A inspeção automóvel, entregue pelo governo regional ao António Henriques e depois à sua empresa Madinsp, sofre da chamada esquizofrenia administrativa: nuns casos, é um negócio privado e segue as regras do Direito Comercial; noutros casos, é público e segue as regras do Direito Administrativo, consoante as conveniências dos Henriques. Num caso ou noutro, quem sai sempre a perder é a população madeirense.

O negócio é público no que respeita à liberdade de concorrência. Além do concurso público que favoreceu injustamente o António Henriques e já foi invalidado pelos tribunais, a Direção Regional da Economia e Transportes estabelece condições que impedem o acesso das outras empresas à atividade e protegem o atual monopólio: por exemplo, ao exigir a abertura de concurso público e ao impor um capital social mínimo.

O negócio dos Henriques é privado no que respeita à publicidade e transparência. Se a lei administrativa dispõe que todas as pessoas têm o direito de acesso aos arquivos e registos, já no caso da Madinsp prevalece o segredo e a empresa pouco ou nada revela sobre a sua gestão. Por exemplo, seria interessante conhecer o contrato celebrado em 2011 com o governo regional, mas esse documento nunca foi publicitado no portal dos contratos públicos ou no site da Madinsp.

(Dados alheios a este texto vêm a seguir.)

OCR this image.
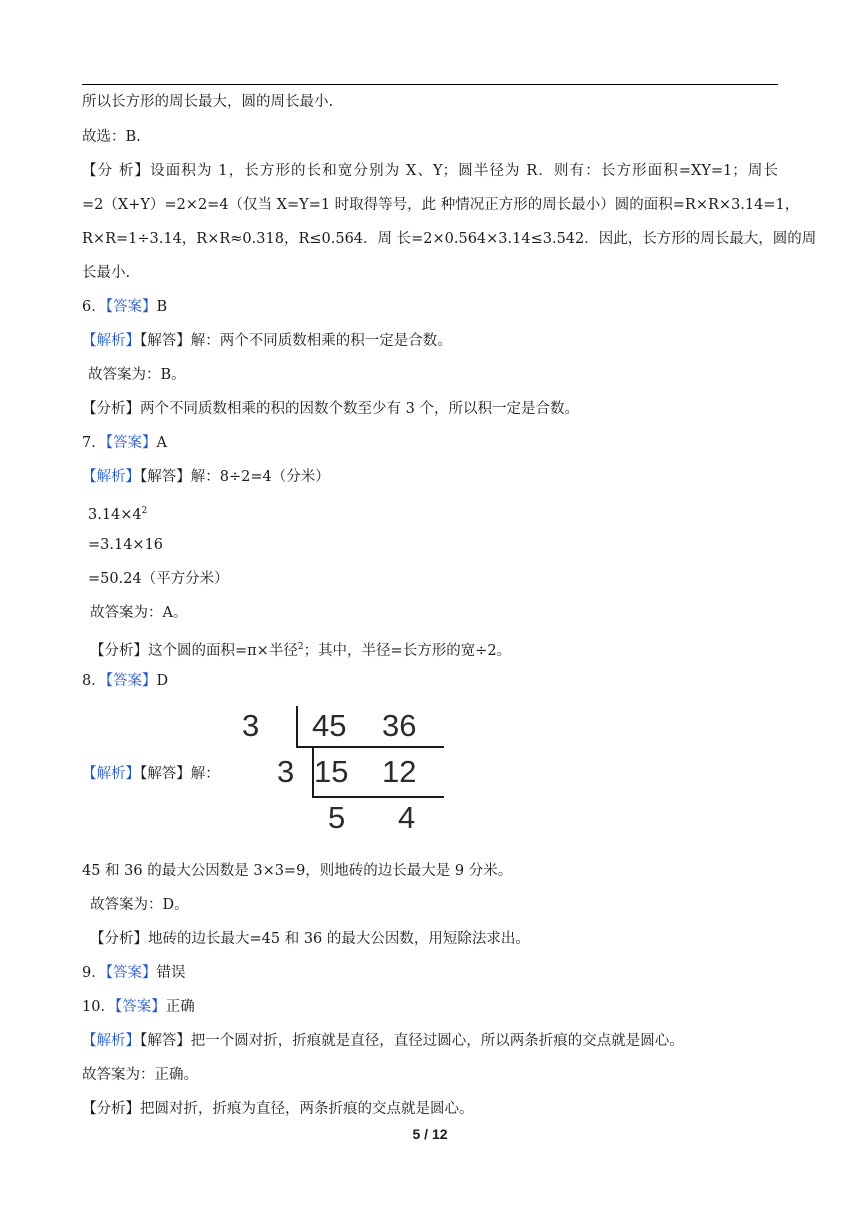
所以长方形的周长最大，圆的周长最小.
故选：B.
【分 析】设面积为 1，长方形的长和宽分别为 X、Y；圆半径为 R．则有：长方形面积=XY=1；周长
=2（X+Y）=2×2=4（仅当 X=Y=1 时取得等号，此 种情况正方形的周长最小）圆的面积=R×R×3.14=1，
R×R=1÷3.14，R×R≈0.318，R≤0.564．周 长=2×0.564×3.14≤3.542．因此，长方形的周长最大，圆的周
长最小.
6．【答案】B
【解析】【解答】解：两个不同质数相乘的积一定是合数。
故答案为：B。
【分析】两个不同质数相乘的积的因数个数至少有 3 个，所以积一定是合数。
7．【答案】A
【解析】【解答】解：8÷2=4（分米）
$3.14\times 4^2$
=3.14×16
=50.24（平方分米）
故答案为：A。
【分析】这个圆的面积=π×半径$^2$；其中，半径=长方形的宽÷2。
8．【答案】D
【解析】【解答】解：
3 45 36
3 15 12
5 4
45 和 36 的最大公因数是 3×3=9，则地砖的边长最大是 9 分米。
故答案为：D。
【分析】地砖的边长最大=45 和 36 的最大公因数，用短除法求出。
9．【答案】错误
10．【答案】正确
【解析】【解答】把一个圆对折，折痕就是直径，直径过圆心，所以两条折痕的交点就是圆心。
故答案为：正确。
【分析】把圆对折，折痕为直径，两条折痕的交点就是圆心。
5 / 12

A regra da publicidade também é violada quando a Madinsp fornece informações dúbias, incompletas ou falsas. O número exagerado de reprovações, seguidas das reinspeções pagas pelos utentes, não tem paralelo no resto do país e nunca foi devidamente explicado. O mesmo se diga do número exato de inspeções: fala-se em 90.000 inspeções por ano, mas serão muitas mais. Basta analisar outras fontes, como a Associação Automóvel de Portugal, para que esses dados sejam desmascarados e a porcaria venha ao de cima, como uma retrete entupida.